El optimismo de fachada, la incapacidad de verbalizar nuestros problemas para aliviarlos y la falta de estructuras institucionales o sociales de contención de fácil acceso (tanto del tipo personal como del profesional) forman una masa crítica incorporada a nuestra identidad personal-comunitaria, que nos expone de una manera muy especial a los golpes bajos de la ansiedad, la depresión, así como a otras experiencias sicológicas de mayor cuidado o de diagnóstico más fino.
En las últimas fiestas de fin de año, la Policía Nacional una vez más mostró datos que a esta altura ya no deben sorprender: en las celebraciones que más deben acercar a las familias fue precisamente la violencia intrafamiliar, la triste invitada a nuestras mesas y a las estadísticas policiales.
Dato este que si juntamos con el maltrato laboral, los abusos en redes sociales, la violencia en el tránsito, los entredichos fuertes en eventos públicos y la actitud hostil hacia el vecino ante la más nimia circunstancia nos da un panorama más que preocupante de la salud mental de los compatriotas.
Como tantos otros temas, la salud mental no figura entre las prioridades de las autoridades políticas y los organismos sanitarios hacen malabares para tratar de tapar la profunda grieta que amenaza con resquebrajar la estabilidad personal y social.
Hay una acuciante falta de profesionales en los sectores público y privado para atender la endeble siquis del paraguayo. Además, se sigue tropezando con el preconcepto falaz de que dar atención a estos problemas es una cosa de locos y no de personas comunes.
Precisamente son las personas no asociadas a cuadros graves o con indicios clínicos extremos plenamente identificados, las que de peor manera llevan esta situación, pues no reconocen su problema, no se tratan y desembocan en severos inconvenientes de convivencia con uno mismo y el entorno. A la postre, el prejuicio que disimula un temor pueril y una ignorancia acendrada le lleva a vivir de forma pésima.
El tiempo de reposo veraniego es precisamente el mejor momento para el reseteo mental y para buscar una mejor situación de vida.
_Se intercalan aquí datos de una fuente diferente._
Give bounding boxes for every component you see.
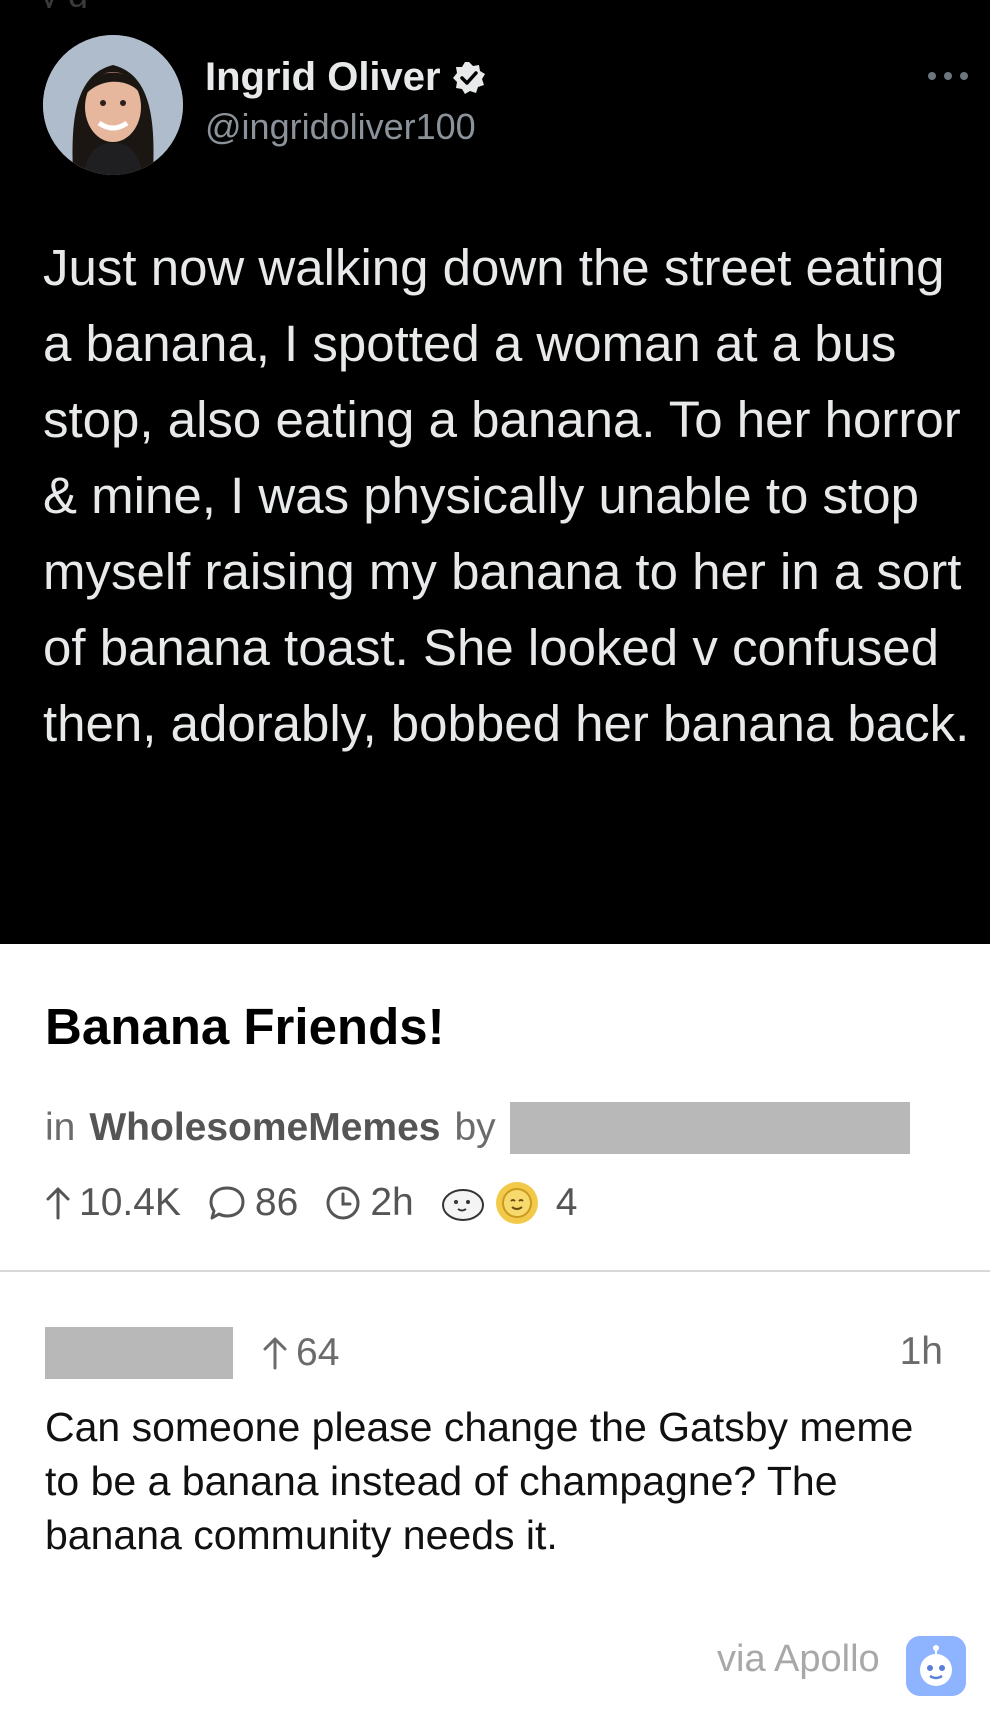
tweet-text: Just now walking down the street eating … [43, 239, 970, 752]
in-label: in [45, 1106, 76, 1149]
cropped-previous-line: y g [40, 0, 680, 8]
upvote-count: 10.4K [79, 1181, 181, 1224]
comment-time: 1h [899, 1330, 943, 1373]
via-apollo-label: via Apollo [717, 1638, 880, 1680]
arrow-up-icon [46, 1187, 70, 1220]
verified-badge-icon [452, 61, 485, 94]
apollo-app-icon [906, 1636, 966, 1696]
by-label: by [454, 1106, 496, 1149]
tweet-card: y g Ingrid Oliver @ingridoliver100 Just … [0, 0, 990, 944]
subreddit-link[interactable]: WholesomeMemes [89, 1106, 440, 1150]
upvote-stat[interactable]: 10.4K [45, 1181, 181, 1225]
section-divider [0, 1270, 990, 1272]
post-age: 2h [370, 1181, 414, 1224]
comment-count: 86 [254, 1181, 299, 1224]
redacted-username[interactable] [509, 1102, 910, 1154]
awards-stat[interactable]: 4 [440, 1180, 578, 1226]
author-handle[interactable]: @ingridoliver100 [205, 106, 476, 148]
arrow-up-icon [263, 1337, 287, 1370]
redacted-comment-author[interactable] [45, 1327, 233, 1379]
comment-stat[interactable]: 86 [207, 1181, 298, 1225]
comment-score-value: 64 [296, 1331, 340, 1374]
wholesome-seal-award-icon [441, 1189, 484, 1221]
ellipsis-icon[interactable] [928, 68, 968, 84]
post-title: Banana Friends! [45, 998, 445, 1055]
comment-score[interactable]: 64 [262, 1328, 339, 1378]
sun-award-icon [495, 1182, 538, 1224]
author-name[interactable]: Ingrid Oliver [205, 55, 441, 100]
age-stat: 2h [324, 1181, 414, 1225]
author-name-row[interactable]: Ingrid Oliver [205, 55, 487, 100]
post-meta: in WholesomeMemes by [45, 1102, 945, 1154]
post-stats: 10.4K 86 2h 4 [45, 1178, 603, 1228]
clock-icon [326, 1186, 360, 1220]
speech-bubble-icon [209, 1186, 245, 1220]
author-avatar[interactable] [43, 35, 183, 175]
comment-text: Can someone please change the Gatsby mem… [45, 1404, 914, 1558]
award-count: 4 [555, 1181, 578, 1224]
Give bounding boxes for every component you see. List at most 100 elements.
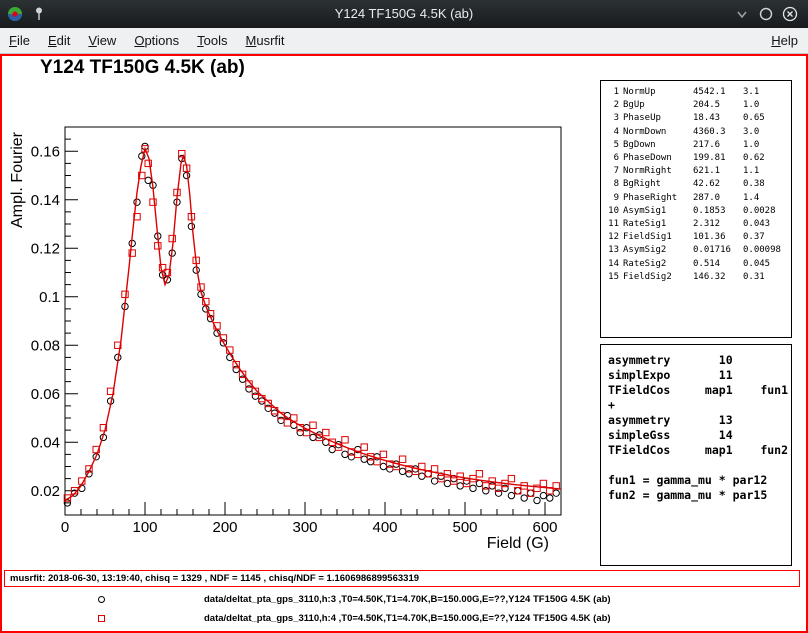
fit-parameter-row: 1NormUp4542.13.1 — [607, 86, 791, 99]
fit-parameter-row: 11RateSig12.3120.043 — [607, 218, 791, 231]
stat-val: 18.43 — [693, 112, 739, 125]
x-tick-label: 600 — [532, 519, 557, 536]
menu-item-file[interactable]: File — [0, 28, 39, 53]
stat-err: 0.043 — [743, 218, 791, 231]
stat-val: 0.1853 — [693, 205, 739, 218]
legend-entry: data/deltat_pta_gps_3110,h:4 ,T0=4.50K,T… — [2, 612, 806, 628]
stat-n: 11 — [607, 218, 619, 231]
x-tick-label: 200 — [212, 519, 237, 536]
stat-err: 0.38 — [743, 178, 791, 191]
stat-err: 0.045 — [743, 258, 791, 271]
fit-parameter-row: 5BgDown217.61.0 — [607, 139, 791, 152]
stat-n: 8 — [607, 178, 619, 191]
stat-err: 1.4 — [743, 192, 791, 205]
stat-n: 5 — [607, 139, 619, 152]
stat-name: BgRight — [623, 178, 689, 191]
fit-parameter-row: 2 BgUp 204.5 1.0 — [607, 99, 791, 112]
menu-item-tools[interactable]: Tools — [188, 28, 236, 53]
theory-text: asymmetry 10 simplExpo 11 TFieldCos map1… — [608, 353, 791, 503]
fit-parameter-row: 12FieldSig1101.360.37 — [607, 231, 791, 244]
stat-name: AsymSig1 — [623, 205, 689, 218]
stat-n: 6 — [607, 152, 619, 165]
stat-err: 0.00098 — [743, 244, 791, 257]
stat-n: 9 — [607, 192, 619, 205]
stat-n: 12 — [607, 231, 619, 244]
fit-parameter-row: 4 NormDown 4360.3 3.0 — [607, 126, 791, 139]
stat-n: 1 — [607, 86, 619, 99]
y-tick-label: 0.08 — [31, 337, 60, 354]
stat-val: 0.514 — [693, 258, 739, 271]
stat-name: PhaseUp — [623, 112, 689, 125]
fit-parameters-box[interactable]: 1NormUp4542.13.12BgUp204.51.03PhaseUp18.… — [600, 80, 792, 338]
fit-parameter-row: 6PhaseDown199.810.62 — [607, 152, 791, 165]
y-tick-label: 0.14 — [31, 192, 60, 209]
stat-val: 204.5 — [693, 99, 739, 112]
stat-val: 146.32 — [693, 271, 739, 284]
stat-val: 2.312 — [693, 218, 739, 231]
y-tick-label: 0.1 — [39, 289, 60, 306]
stat-name: AsymSig2 — [623, 244, 689, 257]
titlebar[interactable]: Y124 TF150G 4.5K (ab) — [0, 0, 808, 28]
fit-status-bar: musrfit: 2018-06-30, 13:19:40, chisq = 1… — [4, 570, 800, 587]
stat-val: 42.62 — [693, 178, 739, 191]
stat-err: 0.37 — [743, 231, 791, 244]
circle-marker-icon — [98, 596, 105, 603]
stat-err: 0.62 — [743, 152, 791, 165]
stat-n: 13 — [607, 244, 619, 257]
menu-item-help[interactable]: Help — [761, 28, 808, 53]
menu-item-edit[interactable]: Edit — [39, 28, 79, 53]
stat-n: 14 — [607, 258, 619, 271]
shade-icon[interactable] — [734, 6, 750, 22]
stat-name: BgUp — [623, 99, 689, 112]
theory-box[interactable]: asymmetry 10 simplExpo 11 TFieldCos map1… — [600, 344, 792, 566]
stat-name: BgDown — [623, 139, 689, 152]
stat-name: NormDown — [623, 126, 689, 139]
fit-line — [65, 149, 561, 501]
fit-parameter-row: 15FieldSig2146.320.31 — [607, 271, 791, 284]
menu-item-view[interactable]: View — [79, 28, 125, 53]
x-tick-label: 300 — [292, 519, 317, 536]
y-tick-label: 0.02 — [31, 483, 60, 500]
stat-err: 1.1 — [743, 165, 791, 178]
x-tick-label: 0 — [61, 519, 69, 536]
legend-entry: data/deltat_pta_gps_3110,h:3 ,T0=4.50K,T… — [2, 593, 806, 609]
stat-name: NormUp — [623, 86, 689, 99]
menu-item-options[interactable]: Options — [125, 28, 188, 53]
y-tick-label: 0.04 — [31, 434, 60, 451]
y-axis-title: Ampl. Fourier — [9, 131, 26, 228]
menubar-left: FileEditViewOptionsToolsMusrfit — [0, 28, 294, 53]
fourier-plot[interactable]: 0100200300400500600Field (G)0.020.040.06… — [2, 56, 598, 568]
stat-err: 3.0 — [743, 126, 791, 139]
stat-val: 4360.3 — [693, 126, 739, 139]
maximize-icon[interactable] — [758, 6, 774, 22]
fit-parameter-row: 13AsymSig20.017160.00098 — [607, 244, 791, 257]
stat-val: 101.36 — [693, 231, 739, 244]
x-axis-title: Field (G) — [487, 535, 549, 552]
window-title: Y124 TF150G 4.5K (ab) — [0, 0, 808, 28]
close-icon[interactable] — [782, 6, 798, 22]
series-h3 — [64, 143, 559, 506]
menu-item-musrfit[interactable]: Musrfit — [237, 28, 294, 53]
fit-status-text: musrfit: 2018-06-30, 13:19:40, chisq = 1… — [10, 573, 419, 584]
x-tick-label: 400 — [372, 519, 397, 536]
y-axis: 0.020.040.060.080.10.120.140.16Ampl. Fou… — [9, 127, 78, 515]
stat-err: 1.0 — [743, 99, 791, 112]
stat-n: 4 — [607, 126, 619, 139]
stat-name: PhaseRight — [623, 192, 689, 205]
x-axis: 0100200300400500600Field (G) — [61, 502, 561, 552]
plot-frame — [65, 127, 561, 515]
stat-n: 10 — [607, 205, 619, 218]
stat-err: 1.0 — [743, 139, 791, 152]
stat-n: 15 — [607, 271, 619, 284]
stat-val: 621.1 — [693, 165, 739, 178]
root-canvas: Y124 TF150G 4.5K (ab) 010020030040050060… — [0, 54, 808, 633]
x-tick-label: 100 — [132, 519, 157, 536]
y-tick-label: 0.06 — [31, 386, 60, 403]
stat-name: FieldSig2 — [623, 271, 689, 284]
fit-parameter-row: 9PhaseRight287.01.4 — [607, 192, 791, 205]
fit-parameter-row: 7NormRight621.11.1 — [607, 165, 791, 178]
stat-n: 2 — [607, 99, 619, 112]
legend-entry-text: data/deltat_pta_gps_3110,h:3 ,T0=4.50K,T… — [204, 594, 611, 605]
fit-parameter-row: 8 BgRight 42.62 0.38 — [607, 178, 791, 191]
stat-name: NormRight — [623, 165, 689, 178]
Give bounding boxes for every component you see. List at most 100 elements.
El mar que nos negó la geopolítica regional es el epítome del reposo perfecto. En una medida más proletaria está el arroyo y el consiguiente abuso del alcohol como un ideal perverso de las buenas vacaciones. Un mal descanso solo sirve para prolongar el problema personal y las patéticas manifestaciones nocivas en el contexto familiar.
Hay que aprender a disfrutar. El más que necesario relajo festivo no debe ser enemigo de la salud y la paz interior. Debemos reeducarnos para sacar el mejor provecho al dulce placer de no hacer nada.
Los profesionales recomiendan el ejercicio físico, la alimentación equilibrada, los brindis comedidos y, fundamentalmente, la desconexión digital. El celular y las redes son grandes instrumentos de interacción, pero totalmente prescindibles cuando se quiere lograr un verdadero descanso. El arte es otro camino: leer un libro, disfrutar de una película, perderse mirando un cuadro o simplemente contemplar el entorno para caer en la cuenta de la maravillosa experiencia de estar vivo son grandes vías para ser feliz y de hacer feliz a los demás.